Странно, но в памяти Дитмара Ангела стала приобретать какие-то расплывчатые очертания. А ведь поначалу он ее частенько вспоминал, прокручивая в голове картинки «курортной» датской жизни. А вот со временем, как и любой курортный роман, он стал чем-то далеким и почти нереальным. А вот к страстной колдунье из снов Дитмар стал относиться как к своему ангелу-хранителю. Он знал, что она всегда где-то рядом с ним и чувствовал, что, благодаря ее высшему покровительству, остался живым после кровавого боя. Может быть, одним из очень немногих.
Та самая ночь сладких грез, накануне боя под Курском, когда он впервые увидел темноволосую красавицу, как будто провела четкую линию между его прошлым и будущим. Детство, легкомысленное отношение к жизни, первый сексуальный опыт остались где-то далеко позади, а впереди – плен, расплывчатые перспективы, тяжелый труд и она, Эсмеральда, – так Дитмар называл девушку в своих снах-грезах. Парадоксально, но он не чувствовал отвращения к своей теперешней жизни. Более того, ощущение самоистязателя, искупающего грехи, приносило ему удовлетворение, а Эсмеральда приходила к нему по ночам, чтобы утешить и влить в него новые силы.
Эхо войны порой докатывалось и до них – прибывали эшелоны с новыми военнопленными, и от них старожилы узнавали о событиях на фронтах. Дитмар искренне радовался победам советской армии. Ведь речь шла в первую очередь об уничтожении фашизма и национал-социализма.
Дитмара поначалу удивляло, что немецких национал-социалистов в Советском Союзе причислили к фашистам, хотя на самом деле фашистами назывались только итальянские националисты во главе с Муссолини. Но потом Альфред Кох разъяснил ему причину этого недоразумения. Наличие в названии «национал-социализм» второй, «социалистической», части могло вызвать недоразумения и кривотолки – поди, объясни всем и каждому, что «их» и «наш» социализм – совершенно разные вещи. Проще назвать его звучным и ни на что не похожим словом «фашизм».

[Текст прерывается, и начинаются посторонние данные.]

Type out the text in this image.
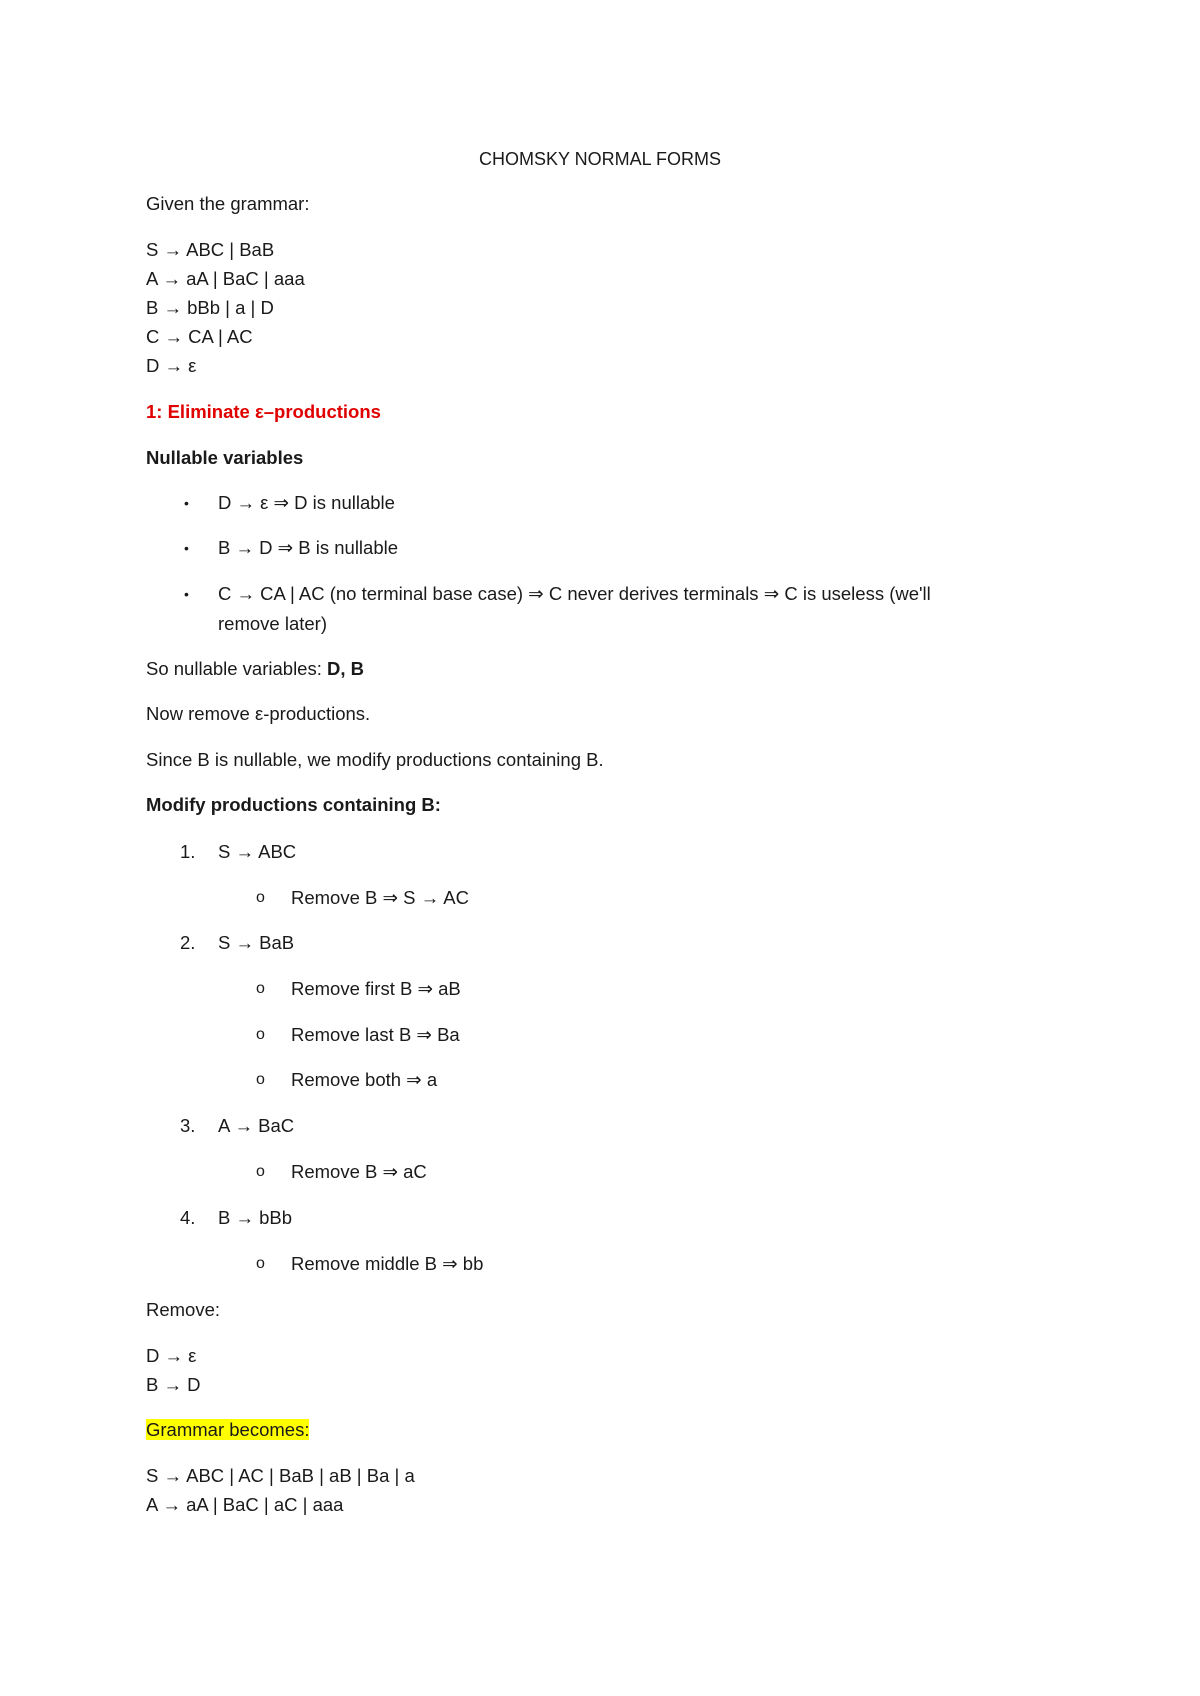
CHOMSKY NORMAL FORMS
Given the grammar:
S → ABC | BaB
A → aA | BaC | aaa
B → bBb | a | D
C → CA | AC
D → ε
1: Eliminate ε–productions
Nullable variables
• D → ε ⇒ D is nullable
• B → D ⇒ B is nullable
• C → CA | AC (no terminal base case) ⇒ C never derives terminals ⇒ C is useless (we'll
remove later)
So nullable variables: D, B
Now remove ε-productions.
Since B is nullable, we modify productions containing B.
Modify productions containing B:
1. S → ABC
o Remove B ⇒ S → AC
2. S → BaB
o Remove first B ⇒ aB
o Remove last B ⇒ Ba
o Remove both ⇒ a
3. A → BaC
o Remove B ⇒ aC
4. B → bBb
o Remove middle B ⇒ bb
Remove:
D → ε
B → D
Grammar becomes:
S → ABC | AC | BaB | aB | Ba | a
A → aA | BaC | aC | aaa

Но еще древние философы отмечали, что от названия или навешенного ярлыка суть явления или сущность предмета не меняется.
Дни сменялись днями, за осенью следовала непривычно холодная для жителей центральной Европы зима. Удивительно, но Дитмар за все это время не подхватил даже банального насморка. Про рану он почти уже забыл, хотя остался довольно приличный рубец, который изредка напоминал о своем существовании ноющей болью, предупреждающей о приближении снегопада или проливного дождя. Впрочем, такими «барометрами» располагало не менее половины его лагерных собратьев. Дитмар возмужал, лицо его обветрилось, кожа домашнего неженки огрубела и стала почти нечувствительной к уральским морозам. Единственное, что его беспокоило – очки. Последняя, оставшаяся у него пара, была в крайне разболтанном состоянии. Как ни старался он их беречь, подклеивал, обматывал изолентой, но существовать им, похоже, оставалось недолго. Думать об этом Дитмару совершенно не хотелось, потому как, несмотря на общее относительное здоровье, зрение его не стало лучше.
Весть о победе Советского Союза над Германией докатилась до их глуши как-то буднично. Собственно, для большинства из живущих там, она закончилась уже давно. В честь радостного события был устроен праздничный обед. Комендант выделил спирт и тушенку из своих запасников, следующий день был объявлен выходным.
Лагерь забурлил – на лицах военнопленных появились улыбки, даже если кто-то в душе сожалел о поражении своей родины, но для каждого из них лично появилась вполне реальная надежда на скорую амнистию и отправку в Германию.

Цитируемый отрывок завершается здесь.